Стукнули в двери. Батюшка поднял голову, тяжёлым взором обвёл горницу.
– Кого леший принёс?
Отворилась дверь, вошёл с поклоном слуга.
– Гонцы завтра явятся из Рахазья, приветить надобно…
– Колоброды да буни[106], – грубо оборвал батюшка. – Чего привечать, ежели никакого толку с Рахазья! Не приветить, а приструнить надобно!
– Милонег Всегра́дыч…
– Цыц! – крикнул батюшка; вздрогнул Иван. Батюшка схватил посох, ударил по полу. Скользнул посох, и батюшка следом за ним чуть с лавки не полетел. Опёрся о брёвна, выпрямился с трудом. – Я тут царь, мне тут решать, кого привечать, на кого с войском идти!

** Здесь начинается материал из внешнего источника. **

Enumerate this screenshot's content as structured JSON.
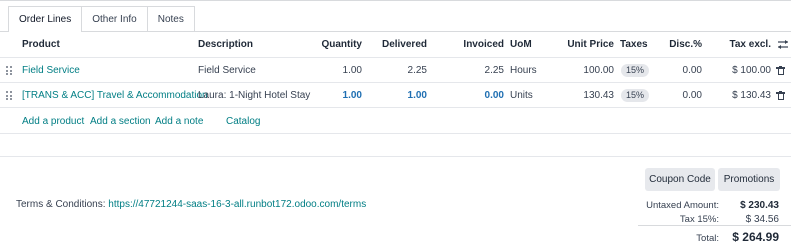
{
  "tabs": [
    "Order Lines",
    "Other Info",
    "Notes"
  ],
  "columns": {
    "product": "Product",
    "description": "Description",
    "quantity": "Quantity",
    "delivered": "Delivered",
    "invoiced": "Invoiced",
    "uom": "UoM",
    "unit_price": "Unit Price",
    "taxes": "Taxes",
    "disc": "Disc.%",
    "tax_excl": "Tax excl."
  },
  "lines": [
    {
      "product": "Field Service",
      "description": "Field Service",
      "quantity": "1.00",
      "delivered": "2.25",
      "invoiced": "2.25",
      "uom": "Hours",
      "unit_price": "100.00",
      "tax": "15%",
      "disc": "0.00",
      "subtotal": "$ 100.00"
    },
    {
      "product": "[TRANS & ACC] Travel & Accommodation",
      "description": "Laura: 1-Night Hotel Stay",
      "quantity": "1.00",
      "delivered": "1.00",
      "invoiced": "0.00",
      "uom": "Units",
      "unit_price": "130.43",
      "tax": "15%",
      "disc": "0.00",
      "subtotal": "$ 130.43"
    }
  ],
  "add_links": {
    "product": "Add a product",
    "section": "Add a section",
    "note": "Add a note",
    "catalog": "Catalog"
  },
  "buttons": {
    "coupon": "Coupon Code",
    "promotions": "Promotions"
  },
  "terms": {
    "label": "Terms & Conditions:",
    "url": "https://47721244-saas-16-3-all.runbot172.odoo.com/terms"
  },
  "totals": {
    "untaxed_label": "Untaxed Amount:",
    "untaxed_value": "$ 230.43",
    "tax_label": "Tax 15%:",
    "tax_value": "$ 34.56",
    "total_label": "Total:",
    "total_value": "$ 264.99"
  },
  "colors": {
    "link": "#017e84",
    "blue_value": "#1f6fb2",
    "button_bg": "#e7e9ed"
  }
}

…Вот в другом осколочке – долго ли, коротко ли – дремал Иван подле батюшки на той же лавке; когда дремал, а когда поглядывал кругом сквозь ресницы. Теплились свечи, душно было, толпился народ в горнице. Шептались, шушукались, но никто, кроме батюшки, голос поднять не смел. А батюшка гремел, и казалось Ивану, что грохочет гром, сотрясая Крапиву-Град.
Про гонцов говорил батюшка и про послов, про чертей каких-то болго́рских. А бояре, держа в руках горлатные шапки[107], кланялись, пугались, робкими голосами молвили, что на дозоры то и дело нападают, что жгут болгоры деревни к востоку от Клевер-Града, что войско слабо да напугано после рахазской брани, много полегло ратников; что повременить надо с новой войной, посольство к хану отправить с богатыми дарами… Серчал батюшка, стучал посохом по плитам.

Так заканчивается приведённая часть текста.